At the Pen Festival 2010
© PEN American Center/Susan Horgan. All rights reserved. Please contact media@pen.org for usage and rights.

September 20, 2008

Can Someone Who Does Not Like to Read Become a Great Writer?

Q: I saw your performance today at MDC. I think I have a book in me, I would like to write a novel, but I have to admit that I do not read books except those I must read for school. Can someone like myself who does not like to read become a great writer, or should I just give up and do something else?

A: I think I have answered this question before, or something pretty close to it. I find it to be a very annoying question and find that it shows up all too frequently.

My simple answer is this: give up and do something else.

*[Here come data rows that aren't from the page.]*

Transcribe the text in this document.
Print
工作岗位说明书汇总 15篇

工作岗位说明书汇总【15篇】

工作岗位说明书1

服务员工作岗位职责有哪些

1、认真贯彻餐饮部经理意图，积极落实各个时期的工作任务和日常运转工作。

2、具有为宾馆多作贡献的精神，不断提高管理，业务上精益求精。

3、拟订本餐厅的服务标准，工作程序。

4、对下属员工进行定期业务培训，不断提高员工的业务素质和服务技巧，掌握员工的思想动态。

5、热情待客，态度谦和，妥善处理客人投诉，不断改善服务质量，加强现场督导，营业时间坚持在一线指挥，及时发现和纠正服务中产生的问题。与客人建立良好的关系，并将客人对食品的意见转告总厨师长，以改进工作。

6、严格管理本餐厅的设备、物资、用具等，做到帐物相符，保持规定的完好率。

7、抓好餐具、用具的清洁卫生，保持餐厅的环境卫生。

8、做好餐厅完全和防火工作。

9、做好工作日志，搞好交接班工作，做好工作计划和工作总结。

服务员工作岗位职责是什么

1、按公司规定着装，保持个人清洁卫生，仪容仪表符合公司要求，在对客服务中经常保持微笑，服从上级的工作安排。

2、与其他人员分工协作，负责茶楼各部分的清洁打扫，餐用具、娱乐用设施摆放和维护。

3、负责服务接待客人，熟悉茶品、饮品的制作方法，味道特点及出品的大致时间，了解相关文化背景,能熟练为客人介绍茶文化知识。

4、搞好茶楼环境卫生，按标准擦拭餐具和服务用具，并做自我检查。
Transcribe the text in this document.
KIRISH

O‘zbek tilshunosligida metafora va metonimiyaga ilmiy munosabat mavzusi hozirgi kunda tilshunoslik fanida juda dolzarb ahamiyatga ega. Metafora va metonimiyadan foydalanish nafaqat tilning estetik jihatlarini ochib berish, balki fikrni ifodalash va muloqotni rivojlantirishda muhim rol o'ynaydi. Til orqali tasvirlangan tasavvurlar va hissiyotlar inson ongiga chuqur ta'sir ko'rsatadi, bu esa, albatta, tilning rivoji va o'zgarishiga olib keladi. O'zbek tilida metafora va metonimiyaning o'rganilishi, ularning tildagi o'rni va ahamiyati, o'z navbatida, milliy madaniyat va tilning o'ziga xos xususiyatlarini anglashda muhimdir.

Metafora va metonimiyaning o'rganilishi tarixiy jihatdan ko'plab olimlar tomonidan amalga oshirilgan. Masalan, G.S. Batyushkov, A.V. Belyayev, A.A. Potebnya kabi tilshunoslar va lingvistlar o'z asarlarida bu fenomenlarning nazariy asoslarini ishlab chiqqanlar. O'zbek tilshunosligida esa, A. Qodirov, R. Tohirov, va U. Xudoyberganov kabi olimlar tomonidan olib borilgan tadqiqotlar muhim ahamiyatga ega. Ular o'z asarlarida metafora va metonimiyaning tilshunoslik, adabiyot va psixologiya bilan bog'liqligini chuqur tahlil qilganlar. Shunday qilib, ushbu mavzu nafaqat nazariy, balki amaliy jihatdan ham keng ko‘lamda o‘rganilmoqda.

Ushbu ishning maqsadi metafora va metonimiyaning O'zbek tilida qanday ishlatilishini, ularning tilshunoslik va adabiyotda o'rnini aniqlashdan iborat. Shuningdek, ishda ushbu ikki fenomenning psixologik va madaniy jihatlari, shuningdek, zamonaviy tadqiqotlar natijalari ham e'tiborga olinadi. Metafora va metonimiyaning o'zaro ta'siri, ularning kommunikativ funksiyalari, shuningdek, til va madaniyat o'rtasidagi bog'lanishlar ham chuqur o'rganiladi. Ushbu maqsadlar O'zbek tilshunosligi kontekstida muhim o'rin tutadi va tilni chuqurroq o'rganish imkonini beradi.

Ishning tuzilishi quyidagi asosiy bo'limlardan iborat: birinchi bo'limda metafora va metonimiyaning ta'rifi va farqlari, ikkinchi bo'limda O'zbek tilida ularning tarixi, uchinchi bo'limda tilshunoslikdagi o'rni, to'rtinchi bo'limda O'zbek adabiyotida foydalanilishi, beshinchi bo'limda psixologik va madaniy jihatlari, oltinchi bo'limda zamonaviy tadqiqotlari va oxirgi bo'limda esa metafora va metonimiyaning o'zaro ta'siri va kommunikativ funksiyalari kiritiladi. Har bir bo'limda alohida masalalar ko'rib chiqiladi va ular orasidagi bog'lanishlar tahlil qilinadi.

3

People learn to speak, by listening to others (their mothers and fathers, their close household kin).

If no one speaks to you, then you will not learn to speak. It is as simple as that. And if you do speak, you will have no sense of how horrible you sound to other people.

So it is with writing. Writers learn to writer by reading.

Before we write, we must first read.

And if we write, without first having read, we will have no idea how horribly our books read to other people.

"But I don't like to read," you argue, "and I don't want my style to be influenced by anyone else's. I want to be original in my poetry and fiction."

Sigh. You're so young.

But, dear emailer, believe it or not, you have already been exposed to reading if you grew up in this country. You read nursery rhymes and Dr. Seuss, right? You read birthday cards, right? And that is exactly what your so-called original poetry is going to sound like--if you don't start reading lots of good poetry.

And whether you like reading novels or not, you have already been exposed to a very powerful storytelling influence: film and TV. And that is exactly what your so-called original fiction is going to sound like--if you don't start reading lots of good books.

In the beginning, your work may be (and sound) a bit derivitive of the good poets and writers that you are reading. That is to be expected as you are evolving into a creature with its own original voice. Think about the child who repeats the words and expressions of his/her parents and older siblings; ah, but in a few short years, the child is speaking his/her own original thoughts with his/her own original voice.

Writing is like that.

You can't help but to be original because you are you, and you are the only you there is.

But neither can you learn to talk, or to write, unless you begin by mimicking someone else's words.

This is as gentle as I can be in responding to this annoying question, but I sense that you are genuine in your search for an answer. If you ask me again, I promise not to be so nice.

People who do not read . . . groan . . . suffice it to say that writers are not fond of people who do not read.

Why in the heck would you want to write if you yourself do not like to read?

Why paint a picture if you do not like to look?

Why sing songs if you do not like to listen?

I am baffled by emails such as this.